A l’occasion des canonisations de César de Bus, Marie Rivier et Charles de Foucauld, dimanche 15 mai 2022, parmi les nombreuses activités autour des trois nouveaux saints français, organisées par les Pieux Etablissements de la France à Rome et à Lorette, une exposition d’une trentaine de tableaux de Veronica von Degenfeld, intitulée « Maître de l’impossible », a inondé de couleurs et de lumière le cloître de l’ancien couvent de la Trinité des Monts, à Rome.

Originaire d’Allemagne et résidant en Bavière, Veronica s’est formée à la peinture à Rome, Cologne, Paris, Londres et Münich. De l’Italie, elle garde le souvenir de ses premières années de formation, à la Zecca, d’abord, « l’excellente école italienne pour la monnaie ». Mais au bout d’un an, raconte-t-elle, « j’ai remarqué que le cercle m’enfermait et que les couleurs me manquaient ».

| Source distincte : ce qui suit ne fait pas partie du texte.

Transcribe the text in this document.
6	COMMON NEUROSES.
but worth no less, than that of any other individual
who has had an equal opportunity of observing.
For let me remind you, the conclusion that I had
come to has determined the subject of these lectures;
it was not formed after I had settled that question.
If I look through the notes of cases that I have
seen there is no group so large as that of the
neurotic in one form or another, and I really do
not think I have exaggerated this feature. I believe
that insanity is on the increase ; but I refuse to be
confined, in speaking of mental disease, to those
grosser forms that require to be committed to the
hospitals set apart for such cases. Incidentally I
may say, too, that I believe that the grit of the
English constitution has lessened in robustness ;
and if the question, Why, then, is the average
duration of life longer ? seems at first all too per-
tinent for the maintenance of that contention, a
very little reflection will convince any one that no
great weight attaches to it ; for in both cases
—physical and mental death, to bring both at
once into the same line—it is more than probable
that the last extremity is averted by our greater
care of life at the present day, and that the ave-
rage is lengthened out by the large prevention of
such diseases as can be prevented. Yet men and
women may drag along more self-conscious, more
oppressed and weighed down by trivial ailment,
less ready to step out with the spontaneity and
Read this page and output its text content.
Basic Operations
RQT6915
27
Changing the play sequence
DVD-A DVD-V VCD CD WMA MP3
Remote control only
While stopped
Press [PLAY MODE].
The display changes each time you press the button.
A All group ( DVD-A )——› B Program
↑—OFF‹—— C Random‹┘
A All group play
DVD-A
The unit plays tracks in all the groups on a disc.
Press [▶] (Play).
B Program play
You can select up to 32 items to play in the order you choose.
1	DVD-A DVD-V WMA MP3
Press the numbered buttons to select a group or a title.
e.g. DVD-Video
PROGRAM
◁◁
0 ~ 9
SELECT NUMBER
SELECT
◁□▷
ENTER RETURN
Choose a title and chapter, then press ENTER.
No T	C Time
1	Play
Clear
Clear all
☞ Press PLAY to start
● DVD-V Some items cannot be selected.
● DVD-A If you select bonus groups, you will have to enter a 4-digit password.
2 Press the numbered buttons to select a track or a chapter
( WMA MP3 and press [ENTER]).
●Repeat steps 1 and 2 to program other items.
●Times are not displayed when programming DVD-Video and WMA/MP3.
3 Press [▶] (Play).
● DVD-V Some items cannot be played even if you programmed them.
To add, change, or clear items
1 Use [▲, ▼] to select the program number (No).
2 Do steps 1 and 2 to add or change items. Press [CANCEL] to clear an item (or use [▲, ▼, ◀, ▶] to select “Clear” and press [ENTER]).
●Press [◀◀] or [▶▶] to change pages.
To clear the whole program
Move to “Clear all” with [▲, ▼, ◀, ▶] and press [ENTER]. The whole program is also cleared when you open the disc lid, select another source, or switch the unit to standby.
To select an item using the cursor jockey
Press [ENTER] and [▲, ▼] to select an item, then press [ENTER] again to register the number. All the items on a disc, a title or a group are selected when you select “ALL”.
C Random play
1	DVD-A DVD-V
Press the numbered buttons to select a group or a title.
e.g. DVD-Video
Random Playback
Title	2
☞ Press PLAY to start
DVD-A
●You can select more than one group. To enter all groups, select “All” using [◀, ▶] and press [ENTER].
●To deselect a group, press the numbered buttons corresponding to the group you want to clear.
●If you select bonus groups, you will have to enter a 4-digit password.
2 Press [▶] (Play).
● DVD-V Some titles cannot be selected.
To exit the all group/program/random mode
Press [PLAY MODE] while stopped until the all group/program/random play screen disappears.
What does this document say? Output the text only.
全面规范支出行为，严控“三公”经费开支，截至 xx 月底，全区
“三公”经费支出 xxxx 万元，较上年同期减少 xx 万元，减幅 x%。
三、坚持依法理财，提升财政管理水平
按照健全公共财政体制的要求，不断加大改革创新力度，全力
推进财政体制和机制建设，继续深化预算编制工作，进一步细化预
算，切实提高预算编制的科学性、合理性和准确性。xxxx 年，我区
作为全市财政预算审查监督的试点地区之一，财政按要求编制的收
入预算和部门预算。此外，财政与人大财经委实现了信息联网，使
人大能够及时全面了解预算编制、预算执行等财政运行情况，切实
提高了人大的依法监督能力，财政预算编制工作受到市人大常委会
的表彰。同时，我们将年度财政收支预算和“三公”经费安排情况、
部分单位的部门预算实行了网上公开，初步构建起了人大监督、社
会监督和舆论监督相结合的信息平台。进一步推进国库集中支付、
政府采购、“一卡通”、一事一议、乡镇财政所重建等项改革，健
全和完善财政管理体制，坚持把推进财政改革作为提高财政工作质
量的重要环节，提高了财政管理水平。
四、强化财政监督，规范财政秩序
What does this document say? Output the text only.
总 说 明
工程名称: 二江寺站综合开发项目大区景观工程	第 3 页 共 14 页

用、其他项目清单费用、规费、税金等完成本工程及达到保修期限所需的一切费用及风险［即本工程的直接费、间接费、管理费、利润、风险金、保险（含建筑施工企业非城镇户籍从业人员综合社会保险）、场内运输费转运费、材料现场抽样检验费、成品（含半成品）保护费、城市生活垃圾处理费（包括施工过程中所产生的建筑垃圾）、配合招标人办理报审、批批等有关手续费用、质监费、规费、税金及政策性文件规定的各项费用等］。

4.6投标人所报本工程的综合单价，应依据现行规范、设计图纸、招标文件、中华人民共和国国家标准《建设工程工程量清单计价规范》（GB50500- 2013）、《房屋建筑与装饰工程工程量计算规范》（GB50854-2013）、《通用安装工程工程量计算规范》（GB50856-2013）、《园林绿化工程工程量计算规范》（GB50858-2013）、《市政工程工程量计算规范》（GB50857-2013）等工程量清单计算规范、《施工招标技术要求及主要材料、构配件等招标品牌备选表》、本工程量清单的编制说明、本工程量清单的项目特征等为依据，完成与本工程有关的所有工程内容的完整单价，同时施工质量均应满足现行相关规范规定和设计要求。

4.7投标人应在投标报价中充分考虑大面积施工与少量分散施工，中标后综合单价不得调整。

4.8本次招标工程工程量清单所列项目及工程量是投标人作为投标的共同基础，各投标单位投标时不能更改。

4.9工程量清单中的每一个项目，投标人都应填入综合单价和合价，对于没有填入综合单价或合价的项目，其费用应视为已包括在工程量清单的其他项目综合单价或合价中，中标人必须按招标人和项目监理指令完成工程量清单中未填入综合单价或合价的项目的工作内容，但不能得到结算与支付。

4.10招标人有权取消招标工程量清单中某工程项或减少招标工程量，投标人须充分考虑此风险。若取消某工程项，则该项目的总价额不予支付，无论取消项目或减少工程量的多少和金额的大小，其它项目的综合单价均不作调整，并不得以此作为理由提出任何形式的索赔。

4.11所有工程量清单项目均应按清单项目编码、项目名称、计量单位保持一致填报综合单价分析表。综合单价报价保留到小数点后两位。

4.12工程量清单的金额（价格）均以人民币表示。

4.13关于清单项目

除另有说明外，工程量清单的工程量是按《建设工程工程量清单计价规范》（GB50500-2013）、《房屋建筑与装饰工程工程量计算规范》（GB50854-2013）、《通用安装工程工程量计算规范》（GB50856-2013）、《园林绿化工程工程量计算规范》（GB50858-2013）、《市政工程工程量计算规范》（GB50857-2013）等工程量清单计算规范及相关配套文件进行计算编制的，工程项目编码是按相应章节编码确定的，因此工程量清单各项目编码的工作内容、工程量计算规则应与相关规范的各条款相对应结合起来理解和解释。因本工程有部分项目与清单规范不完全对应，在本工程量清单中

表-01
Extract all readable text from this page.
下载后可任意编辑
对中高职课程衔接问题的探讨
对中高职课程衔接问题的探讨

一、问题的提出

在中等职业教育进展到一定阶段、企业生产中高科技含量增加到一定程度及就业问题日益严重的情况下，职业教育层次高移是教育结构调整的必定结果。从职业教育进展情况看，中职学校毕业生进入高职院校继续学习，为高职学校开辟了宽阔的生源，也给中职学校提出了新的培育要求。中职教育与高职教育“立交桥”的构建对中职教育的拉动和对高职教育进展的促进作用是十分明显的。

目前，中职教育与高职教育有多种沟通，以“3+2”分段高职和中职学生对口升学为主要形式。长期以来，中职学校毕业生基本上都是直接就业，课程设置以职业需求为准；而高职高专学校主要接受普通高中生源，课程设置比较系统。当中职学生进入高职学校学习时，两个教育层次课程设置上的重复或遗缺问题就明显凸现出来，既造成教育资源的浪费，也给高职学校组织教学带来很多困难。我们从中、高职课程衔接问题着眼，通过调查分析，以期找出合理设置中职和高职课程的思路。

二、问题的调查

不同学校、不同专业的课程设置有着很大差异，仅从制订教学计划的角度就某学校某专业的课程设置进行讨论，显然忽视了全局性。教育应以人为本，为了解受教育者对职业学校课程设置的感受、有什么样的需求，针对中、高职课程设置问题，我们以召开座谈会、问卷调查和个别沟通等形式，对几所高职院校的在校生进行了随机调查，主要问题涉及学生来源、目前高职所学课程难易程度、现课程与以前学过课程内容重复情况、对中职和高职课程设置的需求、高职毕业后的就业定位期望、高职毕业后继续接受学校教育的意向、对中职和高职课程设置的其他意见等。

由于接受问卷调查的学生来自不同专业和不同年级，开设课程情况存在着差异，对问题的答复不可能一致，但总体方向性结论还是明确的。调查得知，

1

Elle poursuit alors dans l’atelier de peinture de Riccardo Tommasi Ferroni, « qui avait une très belle technique. C’était un symboliste, un Romain », se souvient-elle. « Puis j’ai passé deux ans et demi chez Romano Parmeggiani, qui m’a fait connaître la merveilleuse technique de la tempera à l’œuf, puis la palette de l’huile de la Renaissance, du baroque », « un cadeau particulier », estime-t-elle avec reconnaissance.

Veronica von Degenfeld a répondu aux questions de Zenit pour ses lecteurs.

HG

 

Qu’est-ce qui vous touche chez Charles de Foucauld ?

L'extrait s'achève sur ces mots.